‘Flow’ is the almost magical state of extreme creativity and productivity. Most often associated with artists and developers, but I believe applies to a lesser extent to all of us.
What follows is an extract from How anyone can enter flow state for maximum focus. I wanted to get these tips for enabling ‘flow’ down in one place that I can refer back to.
If you want more detail on what ‘flow’ is from a neurological perspective or much more detail and colour on the subject generally then please read the article above. It’s good. The most important point for me is that the more people work in a flow state, the more productive and happy they are.
These tips work for individuals and managers.

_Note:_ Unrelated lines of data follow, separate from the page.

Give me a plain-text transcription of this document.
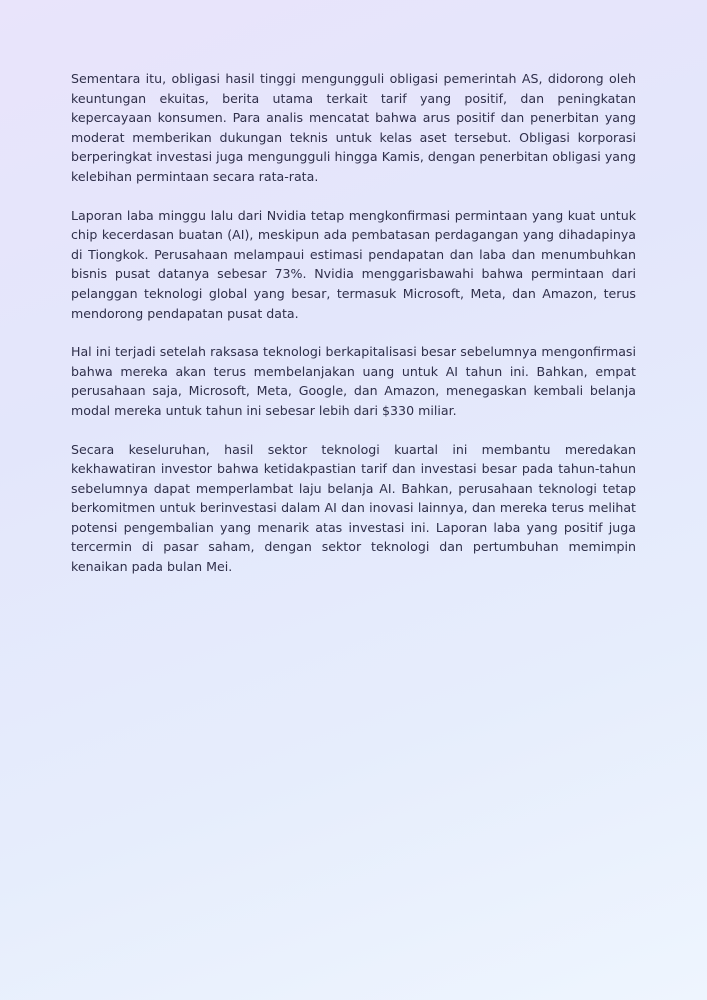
Sementara itu, obligasi hasil tinggi mengungguli obligasi pemerintah AS, didorong oleh keuntungan ekuitas, berita utama terkait tarif yang positif, dan peningkatan kepercayaan konsumen. Para analis mencatat bahwa arus positif dan penerbitan yang moderat memberikan dukungan teknis untuk kelas aset tersebut. Obligasi korporasi berperingkat investasi juga mengungguli hingga Kamis, dengan penerbitan obligasi yang kelebihan permintaan secara rata-rata.

Laporan laba minggu lalu dari Nvidia tetap mengkonfirmasi permintaan yang kuat untuk chip kecerdasan buatan (AI), meskipun ada pembatasan perdagangan yang dihadapinya di Tiongkok. Perusahaan melampaui estimasi pendapatan dan laba dan menumbuhkan bisnis pusat datanya sebesar 73%. Nvidia menggarisbawahi bahwa permintaan dari pelanggan teknologi global yang besar, termasuk Microsoft, Meta, dan Amazon, terus mendorong pendapatan pusat data.

Hal ini terjadi setelah raksasa teknologi berkapitalisasi besar sebelumnya mengonfirmasi bahwa mereka akan terus membelanjakan uang untuk AI tahun ini. Bahkan, empat perusahaan saja, Microsoft, Meta, Google, dan Amazon, menegaskan kembali belanja modal mereka untuk tahun ini sebesar lebih dari $330 miliar.

Secara keseluruhan, hasil sektor teknologi kuartal ini membantu meredakan kekhawatiran investor bahwa ketidakpastian tarif dan investasi besar pada tahun-tahun sebelumnya dapat memperlambat laju belanja AI. Bahkan, perusahaan teknologi tetap berkomitmen untuk berinvestasi dalam AI dan inovasi lainnya, dan mereka terus melihat potensi pengembalian yang menarik atas investasi ini. Laporan laba yang positif juga tercermin di pasar saham, dengan sektor teknologi dan pertumbuhan memimpin kenaikan pada bulan Mei.
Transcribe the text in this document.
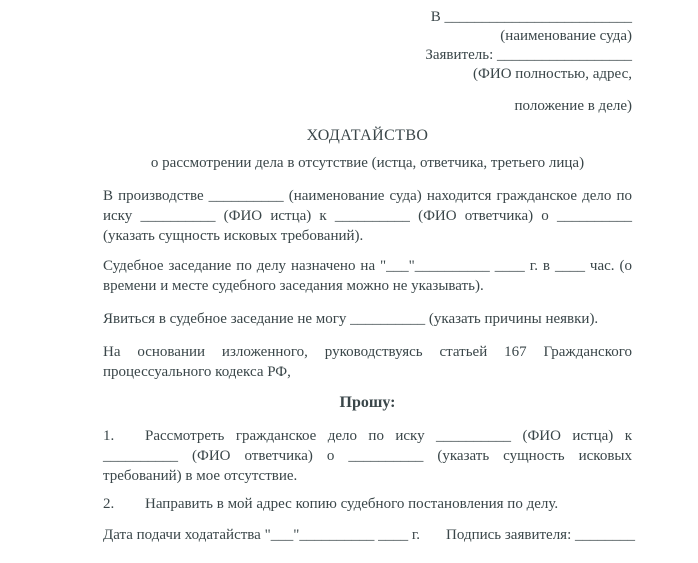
В _________________________
(наименование суда)
Заявитель: __________________
(ФИО полностью, адрес,
положение в деле)
ХОДАТАЙСТВО
о рассмотрении дела в отсутствие (истца, ответчика, третьего лица)
В производстве __________ (наименование суда) находится гражданское дело по иску __________ (ФИО истца) к __________ (ФИО ответчика) о __________ (указать сущность исковых требований).
Судебное заседание по делу назначено на "___"__________ ____ г. в ____ час. (о времени и месте судебного заседания можно не указывать).
Явиться в судебное заседание не могу __________ (указать причины неявки).
На основании изложенного, руководствуясь статьей 167 Гражданского процессуального кодекса РФ,
Прошу:
1. Рассмотреть гражданское дело по иску __________ (ФИО истца) к __________ (ФИО ответчика) о __________ (указать сущность исковых требований) в мое отсутствие.
2. Направить в мой адрес копию судебного постановления по делу.
Дата подачи ходатайства "___"__________ ____ г. Подпись заявителя: ________
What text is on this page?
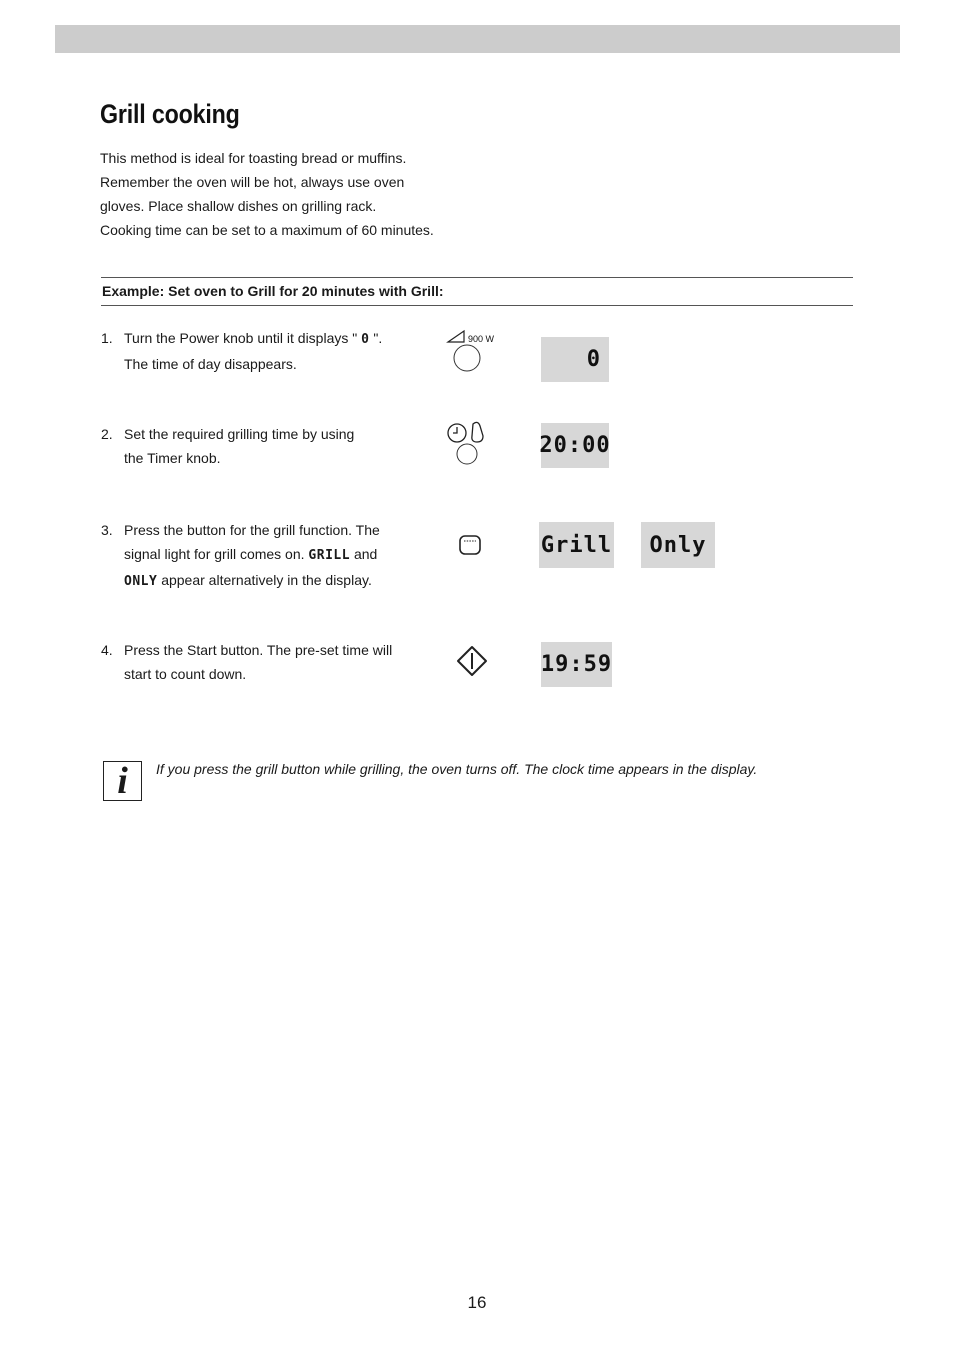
Grill cooking
This method is ideal for toasting bread or muffins.
Remember the oven will be hot, always use oven
gloves. Place shallow dishes on grilling rack.
Cooking time can be set to a maximum of 60 minutes.
Example: Set oven to Grill for 20 minutes with Grill:
1. Turn the Power knob until it displays " 0 ".
The time of day disappears.
900 W
0
2. Set the required grilling time by using
the Timer knob.	20:00
3. Press the button for the grill function. The
signal light for grill comes on. GRILL and
ONLY appear alternatively in the display.
Grill	Only
4. Press the Start button. The pre-set time will
start to count down.	19:59
i	If you press the grill button while grilling, the oven turns off. The clock time appears in the display.
16
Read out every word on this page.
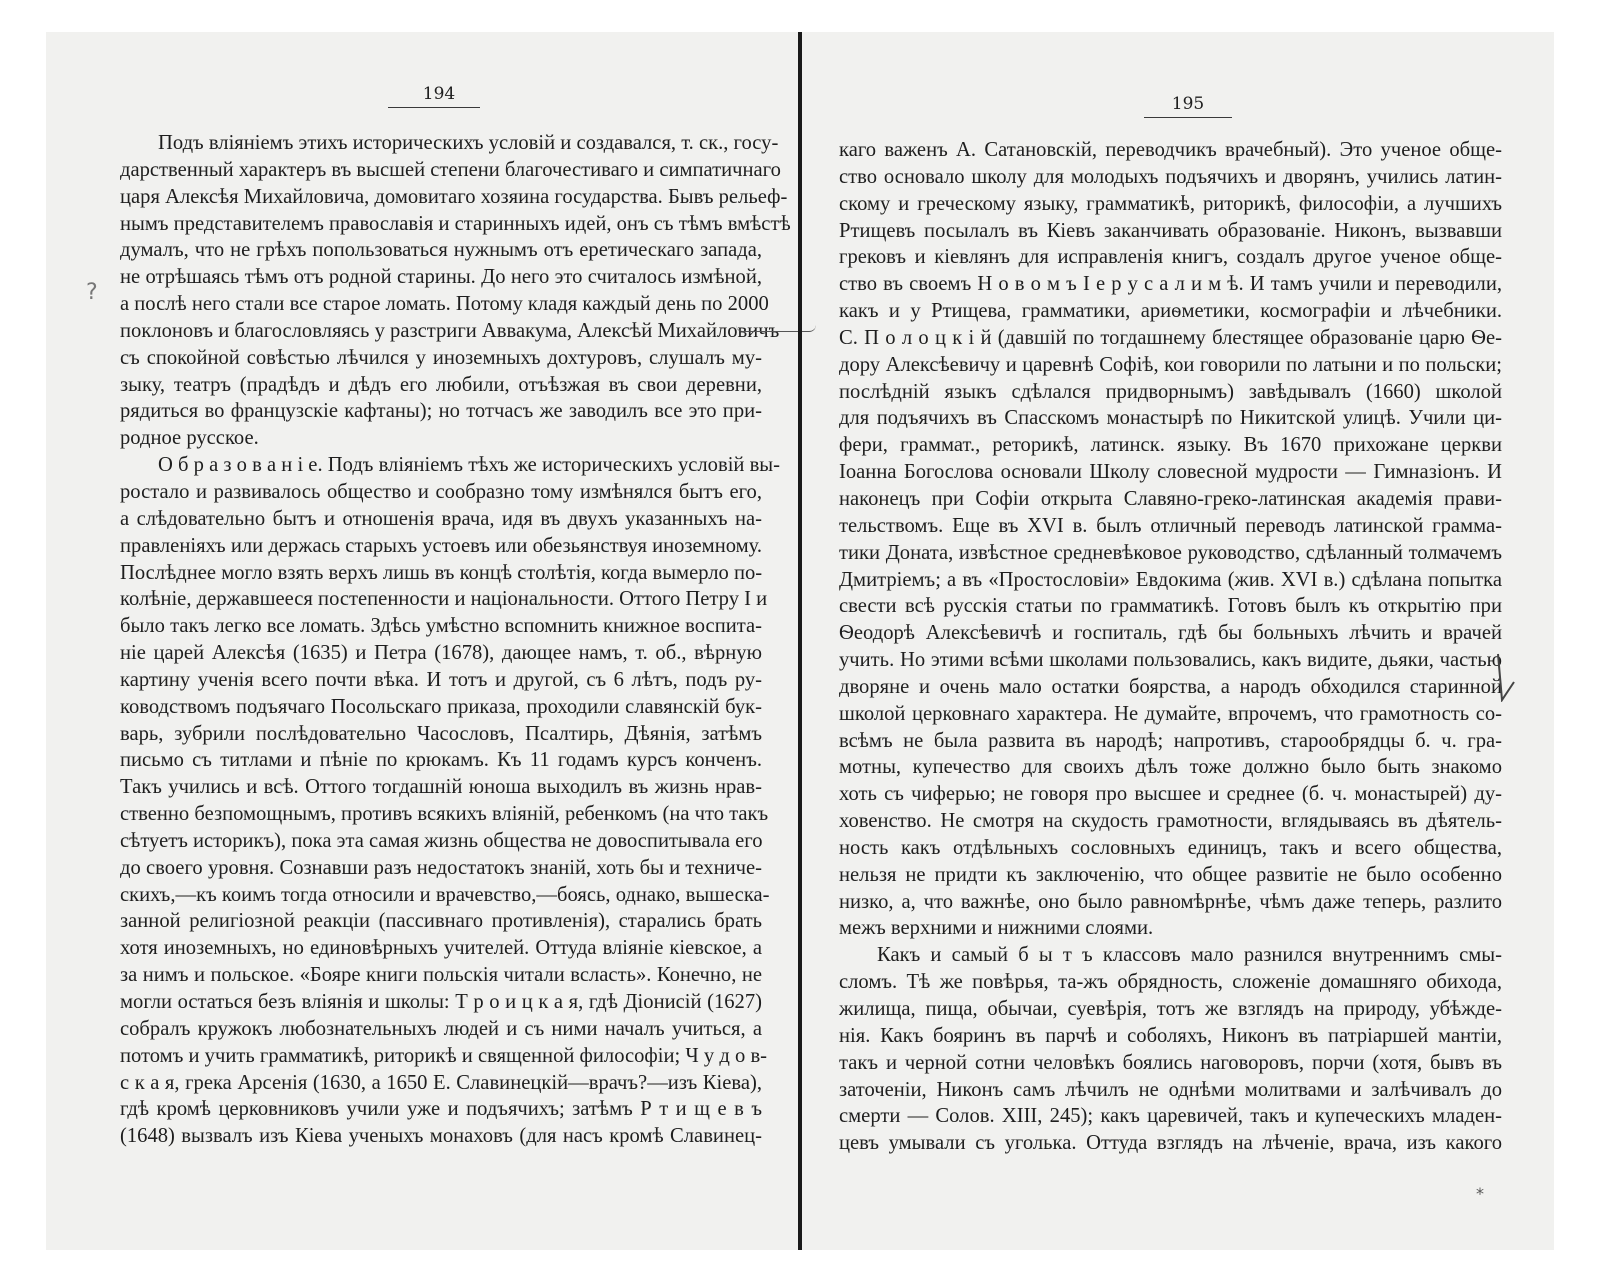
194
Подъ вліяніемъ этихъ историческихъ условій и создавался, т. ск., госу-
дарственный характеръ въ высшей степени благочестиваго и симпатичнаго
царя Алексѣя Михайловича, домовитаго хозяина государства. Бывъ рельеф-
нымъ представителемъ православія и старинныхъ идей, онъ съ тѣмъ вмѣстѣ
думалъ, что не грѣхъ попользоваться нужнымъ отъ еретическаго запада,
не отрѣшаясь тѣмъ отъ родной старины. До него это считалось измѣной,
а послѣ него стали все старое ломать. Потому кладя каждый день по 2000
поклоновъ и благословляясь у разстриги Аввакума, Алексѣй Михайловичъ
съ спокойной совѣстью лѣчился у иноземныхъ дохтуровъ, слушалъ му-
зыку, театръ (прадѣдъ и дѣдъ его любили, отъѣзжая въ свои деревни,
рядиться во французскіе кафтаны); но тотчасъ же заводилъ все это при-
родное русское.
О б р а з о в а н і е. Подъ вліяніемъ тѣхъ же историческихъ условій вы-
ростало и развивалось общество и сообразно тому измѣнялся бытъ его,
а слѣдовательно бытъ и отношенія врача, идя въ двухъ указанныхъ на-
правленіяхъ или держась старыхъ устоевъ или обезьянствуя иноземному.
Послѣднее могло взять верхъ лишь въ концѣ столѣтія, когда вымерло по-
колѣніе, державшееся постепенности и національности. Оттого Петру I и
было такъ легко все ломать. Здѣсь умѣстно вспомнить книжное воспита-
ніе царей Алексѣя (1635) и Петра (1678), дающее намъ, т. об., вѣрную
картину ученія всего почти вѣка. И тотъ и другой, съ 6 лѣтъ, подъ ру-
ководствомъ подъячаго Посольскаго приказа, проходили славянскій бук-
варь, зубрили послѣдовательно Часословъ, Псалтирь, Дѣянія, затѣмъ
письмо съ титлами и пѣніе по крюкамъ. Къ 11 годамъ курсъ конченъ.
Такъ учились и всѣ. Оттого тогдашній юноша выходилъ въ жизнь нрав-
ственно безпомощнымъ, противъ всякихъ вліяній, ребенкомъ (на что такъ
сѣтуетъ историкъ), пока эта самая жизнь общества не довоспитывала его
до своего уровня. Сознавши разъ недостатокъ знаній, хоть бы и техниче-
скихъ,—къ коимъ тогда относили и врачевство,—боясь, однако, вышеска-
занной религіозной реакціи (пассивнаго противленія), старались брать
хотя иноземныхъ, но единовѣрныхъ учителей. Оттуда вліяніе кіевское, а
за нимъ и польское. «Бояре книги польскія читали всласть». Конечно, не
могли остаться безъ вліянія и школы: Т р о и ц к а я, гдѣ Діонисій (1627)
собралъ кружокъ любознательныхъ людей и съ ними началъ учиться, а
потомъ и учить грамматикѣ, риторикѣ и священной философіи; Ч у д о в-
с к а я, грека Арсенія (1630, а 1650 Е. Славинецкій—врачъ?—изъ Кіева),
гдѣ кромѣ церковниковъ учили уже и подъячихъ; затѣмъ Р т и щ е в ъ
(1648) вызвалъ изъ Кіева ученыхъ монаховъ (для насъ кромѣ Славинец-
195
каго важенъ А. Сатановскій, переводчикъ врачебный). Это ученое обще-
ство основало школу для молодыхъ подъячихъ и дворянъ, учились латин-
скому и греческому языку, грамматикѣ, риторикѣ, философіи, а лучшихъ
Ртищевъ посылалъ въ Кіевъ заканчивать образованіе. Никонъ, вызвавши
грековъ и кіевлянъ для исправленія книгъ, создалъ другое ученое обще-
ство въ своемъ Н о в о м ъ І е р у с а л и м ѣ. И тамъ учили и переводили,
какъ и у Ртищева, грамматики, ариѳметики, космографіи и лѣчебники.
С. П о л о ц к і й (давшій по тогдашнему блестящее образованіе царю Ѳе-
дору Алексѣевичу и царевнѣ Софіѣ, кои говорили по латыни и по польски;
послѣдній языкъ сдѣлался придворнымъ) завѣдывалъ (1660) школой
для подъячихъ въ Спасскомъ монастырѣ по Никитской улицѣ. Учили ци-
фери, граммат., реторикѣ, латинск. языку. Въ 1670 прихожане церкви
Іоанна Богослова основали Школу словесной мудрости — Гимназіонъ. И
наконецъ при Софіи открыта Славяно-греко-латинская академія прави-
тельствомъ. Еще въ XVI в. былъ отличный переводъ латинской грамма-
тики Доната, извѣстное средневѣковое руководство, сдѣланный толмачемъ
Дмитріемъ; а въ «Простословіи» Евдокима (жив. XVI в.) сдѣлана попытка
свести всѣ русскія статьи по грамматикѣ. Готовъ былъ къ открытію при
Ѳеодорѣ Алексѣевичѣ и госпиталь, гдѣ бы больныхъ лѣчить и врачей
учить. Но этими всѣми школами пользовались, какъ видите, дьяки, частью
дворяне и очень мало остатки боярства, а народъ обходился старинной
школой церковнаго характера. Не думайте, впрочемъ, что грамотность со-
всѣмъ не была развита въ народѣ; напротивъ, старообрядцы б. ч. гра-
мотны, купечество для своихъ дѣлъ тоже должно было быть знакомо
хоть съ чиферью; не говоря про высшее и среднее (б. ч. монастырей) ду-
ховенство. Не смотря на скудость грамотности, вглядываясь въ дѣятель-
ность какъ отдѣльныхъ сословныхъ единицъ, такъ и всего общества,
нельзя не придти къ заключенію, что общее развитіе не было особенно
низко, а, что важнѣе, оно было равномѣрнѣе, чѣмъ даже теперь, разлито
межъ верхними и нижними слоями.
Какъ и самый б ы т ъ классовъ мало разнился внутреннимъ смы-
сломъ. Тѣ же повѣрья, та-жъ обрядность, сложеніе домашняго обихода,
жилища, пища, обычаи, суевѣрія, тотъ же взглядъ на природу, убѣжде-
нія. Какъ бояринъ въ парчѣ и соболяхъ, Никонъ въ патріаршей мантіи,
такъ и черной сотни человѣкъ боялись наговоровъ, порчи (хотя, бывъ въ
заточеніи, Никонъ самъ лѣчилъ не однѣми молитвами и залѣчивалъ до
смерти — Солов. XIII, 245); какъ царевичей, такъ и купеческихъ младен-
цевъ умывали съ уголька. Оттуда взглядъ на лѣченіе, врача, изъ какого
*
?
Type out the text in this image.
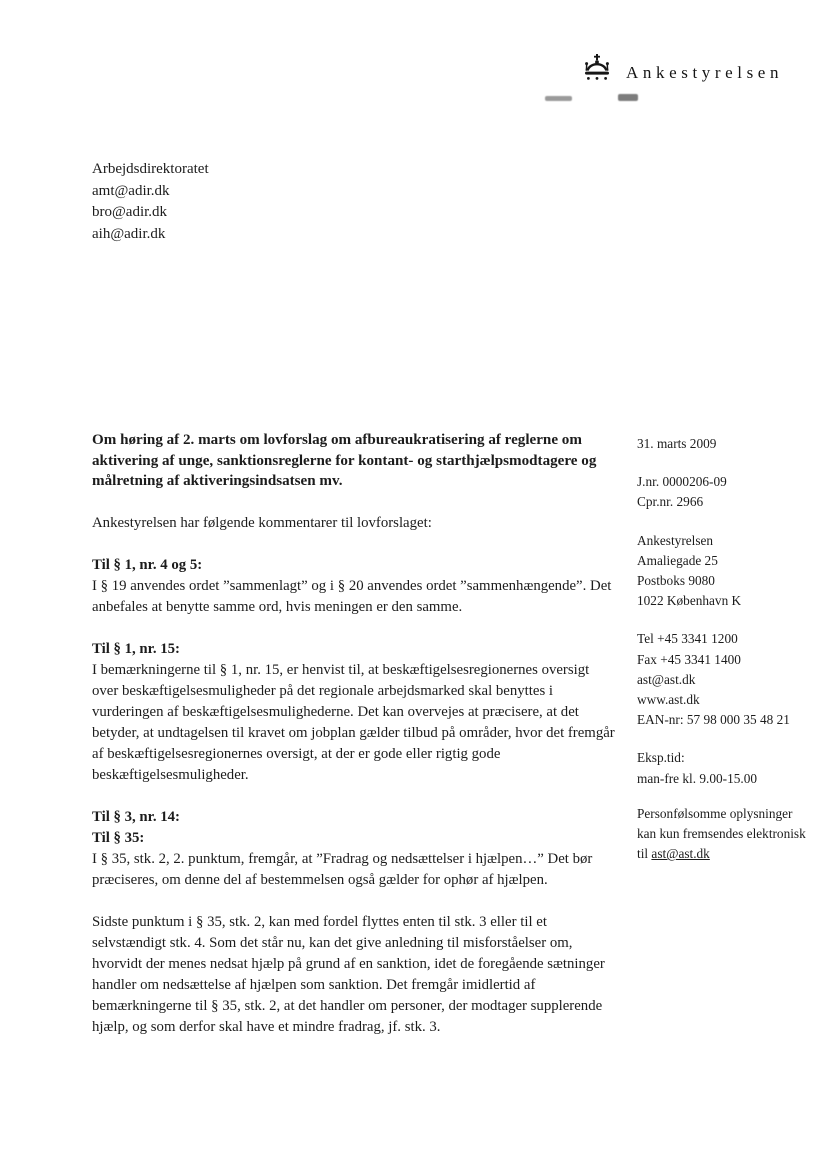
Ankestyrelsen
Arbejdsdirektoratet
amt@adir.dk
bro@adir.dk
aih@adir.dk
Om høring af 2. marts om lovforslag om afbureaukratisering af reglerne om aktivering af unge, sanktionsreglerne for kontant- og starthjælpsmodtagere og målretning af aktiveringsindsatsen mv.

Ankestyrelsen har følgende kommentarer til lovforslaget:

Til § 1, nr. 4 og 5:

I § 19 anvendes ordet ”sammenlagt” og i § 20 anvendes ordet ”sammenhængende”. Det anbefales at benytte samme ord, hvis meningen er den samme.

Til § 1, nr. 15:

I bemærkningerne til § 1, nr. 15, er henvist til, at beskæftigelsesregionernes oversigt over beskæftigelsesmuligheder på det regionale arbejdsmarked skal benyttes i vurderingen af beskæftigelsesmulighederne. Det kan overvejes at præcisere, at det betyder, at undtagelsen til kravet om jobplan gælder tilbud på områder, hvor det fremgår af beskæftigelsesregionernes oversigt, at der er gode eller rigtig gode beskæftigelsesmuligheder.

Til § 3, nr. 14:
Til § 35:

I § 35, stk. 2, 2. punktum, fremgår, at ”Fradrag og nedsættelser i hjælpen…” Det bør præciseres, om denne del af bestemmelsen også gælder for ophør af hjælpen.

Sidste punktum i § 35, stk. 2, kan med fordel flyttes enten til stk. 3 eller til et selvstændigt stk. 4. Som det står nu, kan det give anledning til misforståelser om, hvorvidt der menes nedsat hjælp på grund af en sanktion, idet de foregående sætninger handler om nedsættelse af hjælpen som sanktion. Det fremgår imidlertid af bemærkningerne til § 35, stk. 2, at det handler om personer, der modtager supplerende hjælp, og som derfor skal have et mindre fradrag, jf. stk. 3.

31. marts 2009
J.nr. 0000206-09
Cpr.nr. 2966
Ankestyrelsen
Amaliegade 25
Postboks 9080
1022 København K
Tel +45 3341 1200
Fax +45 3341 1400
ast@ast.dk
www.ast.dk
EAN-nr: 57 98 000 35 48 21
Eksp.tid:
man-fre kl. 9.00-15.00
Personfølsomme oplysninger
kan kun fremsendes elektronisk
til ast@ast.dk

- Find work that is in the ‘flow channel’ – flow only comes after a struggle with a difficult task, so the work should be stretching enough that it’s genuinely challenging, but not so difficult that it creates fear that ultimately blocks creativity. This is a matter of balance – some boring work is inevitable in all day to day roles, but too much creates disengagement.
- Create the right environment – all necessary tools and information should be at hand, to minimise distractions and excuses for not focusing on the task in question.
- Remove distractions – Slack, emails, team meetings, colleagues wanting a quick chat and a cluttered desk all detract from focus, making it harder to enter flow state. Again, this is a matter of balance, but eliminating necessary distractions and giving people long periods of uninterrupted time will help. Permitting people to say ‘don’t interrupt me now’ is a good trick, maybe just by wearing headphones.
- Break difficult tasks into smaller chunks; my dad used to love the following joke: Q. “How do you eat an elephant?” A. “One steak at a time”. Now that’s chunking! It’s an old productivity hack, but very relevant here because it helps break through the struggle.